One of my favorite images of my mother is an image I have of my mom playing with my then 1-year-old grand-daughter, Emerson. We had just received a package from Amazon and one of the leavings was a great big cardboard box. Emerson was on our lap at the time, a little fussy. What am I saying? She was wailing! So, mom, then 88, got down on her hands and knees and started crawling in the box, all the time making wild animal noises and playing “peek” with Em. Instantly, Emerson was off our lap and in the box with great grandma, tears still in her eyes, but heart now filled and overflowing with laughter. Mom played down on that floor for over an hour!


Yes, Mom is moving to a care center. Yes, Mom is struggling with memory and health. But I truly don’t worry about her much.

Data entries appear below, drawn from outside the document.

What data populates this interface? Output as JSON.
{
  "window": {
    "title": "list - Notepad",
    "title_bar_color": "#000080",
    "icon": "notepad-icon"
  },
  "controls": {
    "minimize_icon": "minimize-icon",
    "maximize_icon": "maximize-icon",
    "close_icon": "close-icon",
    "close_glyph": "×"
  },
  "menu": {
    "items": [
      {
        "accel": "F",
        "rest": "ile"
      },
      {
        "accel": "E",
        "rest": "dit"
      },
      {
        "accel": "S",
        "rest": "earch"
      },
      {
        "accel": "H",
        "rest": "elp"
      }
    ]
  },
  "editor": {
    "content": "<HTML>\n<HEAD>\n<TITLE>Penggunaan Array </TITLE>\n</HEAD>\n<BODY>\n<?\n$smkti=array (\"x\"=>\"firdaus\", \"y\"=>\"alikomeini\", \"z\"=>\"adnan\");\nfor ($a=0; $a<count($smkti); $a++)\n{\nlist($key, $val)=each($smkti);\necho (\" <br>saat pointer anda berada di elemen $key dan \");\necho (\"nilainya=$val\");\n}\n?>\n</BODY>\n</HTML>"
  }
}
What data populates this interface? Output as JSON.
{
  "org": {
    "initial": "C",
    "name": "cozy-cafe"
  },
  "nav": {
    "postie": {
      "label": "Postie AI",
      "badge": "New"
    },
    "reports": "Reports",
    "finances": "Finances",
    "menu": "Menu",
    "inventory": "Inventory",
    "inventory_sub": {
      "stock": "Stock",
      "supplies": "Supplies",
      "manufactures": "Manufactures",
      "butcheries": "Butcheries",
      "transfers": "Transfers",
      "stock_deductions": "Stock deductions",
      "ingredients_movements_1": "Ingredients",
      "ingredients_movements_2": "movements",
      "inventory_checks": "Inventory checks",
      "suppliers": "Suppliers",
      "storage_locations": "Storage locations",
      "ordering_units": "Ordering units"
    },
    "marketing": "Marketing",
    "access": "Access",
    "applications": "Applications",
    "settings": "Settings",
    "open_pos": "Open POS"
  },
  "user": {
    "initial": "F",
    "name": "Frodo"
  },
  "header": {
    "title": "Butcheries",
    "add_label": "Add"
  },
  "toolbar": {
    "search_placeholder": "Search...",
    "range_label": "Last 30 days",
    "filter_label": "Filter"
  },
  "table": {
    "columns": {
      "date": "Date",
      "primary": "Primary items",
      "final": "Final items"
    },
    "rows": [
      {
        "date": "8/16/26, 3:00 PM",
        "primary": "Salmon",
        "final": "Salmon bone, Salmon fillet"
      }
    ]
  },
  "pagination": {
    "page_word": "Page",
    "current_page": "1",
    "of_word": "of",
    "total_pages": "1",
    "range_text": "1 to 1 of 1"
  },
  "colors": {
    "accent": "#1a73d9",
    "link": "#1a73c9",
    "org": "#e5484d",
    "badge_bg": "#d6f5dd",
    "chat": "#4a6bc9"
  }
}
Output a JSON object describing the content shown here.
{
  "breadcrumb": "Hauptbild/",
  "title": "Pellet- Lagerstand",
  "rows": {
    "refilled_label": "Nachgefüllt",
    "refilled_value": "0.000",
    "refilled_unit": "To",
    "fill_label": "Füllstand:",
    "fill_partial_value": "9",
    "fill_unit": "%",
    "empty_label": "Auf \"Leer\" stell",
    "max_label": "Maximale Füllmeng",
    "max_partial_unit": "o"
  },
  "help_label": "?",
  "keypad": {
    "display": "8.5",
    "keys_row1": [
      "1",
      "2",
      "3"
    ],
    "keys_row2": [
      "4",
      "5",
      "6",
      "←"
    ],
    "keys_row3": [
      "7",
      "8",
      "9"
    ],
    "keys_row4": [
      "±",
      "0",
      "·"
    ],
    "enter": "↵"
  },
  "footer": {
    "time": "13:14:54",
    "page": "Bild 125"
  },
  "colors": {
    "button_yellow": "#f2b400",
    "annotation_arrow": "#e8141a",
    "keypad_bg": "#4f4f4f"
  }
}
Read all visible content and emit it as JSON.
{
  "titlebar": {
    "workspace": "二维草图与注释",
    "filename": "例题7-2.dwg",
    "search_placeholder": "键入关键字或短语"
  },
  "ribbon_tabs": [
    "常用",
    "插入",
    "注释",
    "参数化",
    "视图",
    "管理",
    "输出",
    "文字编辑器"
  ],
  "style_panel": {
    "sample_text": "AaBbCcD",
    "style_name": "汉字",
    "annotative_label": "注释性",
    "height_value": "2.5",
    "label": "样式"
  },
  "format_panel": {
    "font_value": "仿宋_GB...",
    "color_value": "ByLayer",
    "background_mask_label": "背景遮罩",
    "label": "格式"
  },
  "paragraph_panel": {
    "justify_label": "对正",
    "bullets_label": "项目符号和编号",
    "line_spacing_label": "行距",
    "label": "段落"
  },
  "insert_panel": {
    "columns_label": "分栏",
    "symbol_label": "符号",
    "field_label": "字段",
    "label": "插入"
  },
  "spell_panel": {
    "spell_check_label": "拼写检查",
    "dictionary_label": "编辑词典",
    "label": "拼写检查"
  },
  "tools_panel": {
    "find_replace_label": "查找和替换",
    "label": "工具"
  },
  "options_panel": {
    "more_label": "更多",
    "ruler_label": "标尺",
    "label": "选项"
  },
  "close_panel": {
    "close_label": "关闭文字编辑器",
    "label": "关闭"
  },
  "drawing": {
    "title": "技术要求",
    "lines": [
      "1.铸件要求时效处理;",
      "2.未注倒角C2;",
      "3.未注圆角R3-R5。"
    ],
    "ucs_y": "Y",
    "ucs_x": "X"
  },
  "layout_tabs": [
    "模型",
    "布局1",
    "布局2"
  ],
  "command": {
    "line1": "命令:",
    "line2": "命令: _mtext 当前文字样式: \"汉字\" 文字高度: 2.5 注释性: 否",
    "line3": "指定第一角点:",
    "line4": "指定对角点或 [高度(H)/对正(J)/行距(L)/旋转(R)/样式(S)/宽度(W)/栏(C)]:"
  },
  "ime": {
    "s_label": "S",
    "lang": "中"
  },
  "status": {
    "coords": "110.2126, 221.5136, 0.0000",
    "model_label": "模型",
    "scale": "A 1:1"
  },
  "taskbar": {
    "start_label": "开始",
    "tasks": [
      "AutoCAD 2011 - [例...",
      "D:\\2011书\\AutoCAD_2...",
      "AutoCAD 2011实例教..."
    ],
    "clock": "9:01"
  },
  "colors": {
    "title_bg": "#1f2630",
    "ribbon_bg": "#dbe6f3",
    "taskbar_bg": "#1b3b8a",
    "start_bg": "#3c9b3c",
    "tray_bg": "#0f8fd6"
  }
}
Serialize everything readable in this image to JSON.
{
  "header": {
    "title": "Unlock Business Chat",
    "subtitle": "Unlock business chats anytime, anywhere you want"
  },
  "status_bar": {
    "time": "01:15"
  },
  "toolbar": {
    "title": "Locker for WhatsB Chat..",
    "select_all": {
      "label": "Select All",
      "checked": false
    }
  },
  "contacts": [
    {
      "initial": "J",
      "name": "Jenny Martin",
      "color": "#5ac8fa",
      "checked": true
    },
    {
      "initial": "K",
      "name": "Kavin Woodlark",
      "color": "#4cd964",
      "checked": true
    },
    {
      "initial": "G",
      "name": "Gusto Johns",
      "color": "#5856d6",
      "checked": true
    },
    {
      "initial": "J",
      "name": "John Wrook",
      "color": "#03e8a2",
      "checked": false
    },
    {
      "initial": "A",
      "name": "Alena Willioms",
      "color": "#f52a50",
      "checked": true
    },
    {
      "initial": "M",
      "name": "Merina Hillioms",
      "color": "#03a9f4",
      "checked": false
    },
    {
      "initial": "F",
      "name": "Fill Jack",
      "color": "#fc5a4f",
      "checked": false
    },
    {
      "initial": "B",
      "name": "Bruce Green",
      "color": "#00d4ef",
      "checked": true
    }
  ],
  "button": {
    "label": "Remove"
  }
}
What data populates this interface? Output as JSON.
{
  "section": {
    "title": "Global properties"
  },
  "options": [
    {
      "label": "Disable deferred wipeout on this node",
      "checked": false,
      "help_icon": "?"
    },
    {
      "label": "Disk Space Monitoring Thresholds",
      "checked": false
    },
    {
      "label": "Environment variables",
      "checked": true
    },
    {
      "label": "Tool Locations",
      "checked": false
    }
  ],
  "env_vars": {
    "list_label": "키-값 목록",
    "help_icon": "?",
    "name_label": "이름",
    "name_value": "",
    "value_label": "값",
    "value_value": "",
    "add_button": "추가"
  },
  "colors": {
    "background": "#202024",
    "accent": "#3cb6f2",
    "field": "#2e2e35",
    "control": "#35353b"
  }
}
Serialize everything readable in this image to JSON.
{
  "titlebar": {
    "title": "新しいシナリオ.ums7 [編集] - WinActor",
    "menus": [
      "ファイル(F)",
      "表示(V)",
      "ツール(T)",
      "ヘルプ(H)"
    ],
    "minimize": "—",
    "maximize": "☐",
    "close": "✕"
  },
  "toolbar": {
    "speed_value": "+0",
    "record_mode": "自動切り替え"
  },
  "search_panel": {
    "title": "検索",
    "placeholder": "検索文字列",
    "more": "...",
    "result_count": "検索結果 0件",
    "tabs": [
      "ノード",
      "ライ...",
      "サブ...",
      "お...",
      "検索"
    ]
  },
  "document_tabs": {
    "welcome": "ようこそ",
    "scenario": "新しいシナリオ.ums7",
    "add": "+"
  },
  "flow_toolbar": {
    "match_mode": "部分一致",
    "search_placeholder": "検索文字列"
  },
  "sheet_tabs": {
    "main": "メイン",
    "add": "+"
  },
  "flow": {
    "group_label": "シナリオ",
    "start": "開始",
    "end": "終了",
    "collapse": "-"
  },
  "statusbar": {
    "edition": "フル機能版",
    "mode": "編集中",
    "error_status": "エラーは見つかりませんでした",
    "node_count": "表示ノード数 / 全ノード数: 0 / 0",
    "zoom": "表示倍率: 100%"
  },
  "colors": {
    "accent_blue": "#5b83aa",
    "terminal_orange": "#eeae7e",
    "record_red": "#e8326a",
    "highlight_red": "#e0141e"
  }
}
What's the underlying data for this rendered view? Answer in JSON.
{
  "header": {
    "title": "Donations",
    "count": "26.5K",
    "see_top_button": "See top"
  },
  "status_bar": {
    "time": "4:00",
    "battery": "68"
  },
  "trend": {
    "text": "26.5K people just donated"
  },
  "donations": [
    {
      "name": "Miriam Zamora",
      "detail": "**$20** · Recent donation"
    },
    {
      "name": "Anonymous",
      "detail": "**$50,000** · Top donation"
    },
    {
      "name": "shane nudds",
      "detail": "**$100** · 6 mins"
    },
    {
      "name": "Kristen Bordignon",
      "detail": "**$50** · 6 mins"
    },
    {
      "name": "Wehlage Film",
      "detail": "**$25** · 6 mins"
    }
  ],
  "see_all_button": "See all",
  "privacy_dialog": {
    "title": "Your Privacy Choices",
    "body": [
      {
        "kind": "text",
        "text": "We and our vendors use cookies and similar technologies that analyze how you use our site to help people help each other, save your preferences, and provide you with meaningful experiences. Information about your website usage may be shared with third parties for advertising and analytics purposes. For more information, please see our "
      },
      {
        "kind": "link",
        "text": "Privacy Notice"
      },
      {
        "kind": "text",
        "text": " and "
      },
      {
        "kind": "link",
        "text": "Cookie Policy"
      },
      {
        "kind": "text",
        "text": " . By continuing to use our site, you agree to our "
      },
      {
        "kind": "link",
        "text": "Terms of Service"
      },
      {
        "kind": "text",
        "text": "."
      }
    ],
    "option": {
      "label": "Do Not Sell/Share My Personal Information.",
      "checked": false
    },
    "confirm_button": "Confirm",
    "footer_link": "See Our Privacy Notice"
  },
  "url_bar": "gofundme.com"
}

She’s done this before. She will have 5 friends by tomorrow. And if a little 1-year-old is crying, she will figure out a way to take a box and her heart and make some joy!


What a gift she is…what a joy brings to the world…what a witness she is for us all!

Your son, Brook, number 7, wishing you a wonderful transition. And praying not only for you, Mom, but for every clergy family that is (or has) making/made that same transition this month. You are not alone! And you most certainly can make it happen!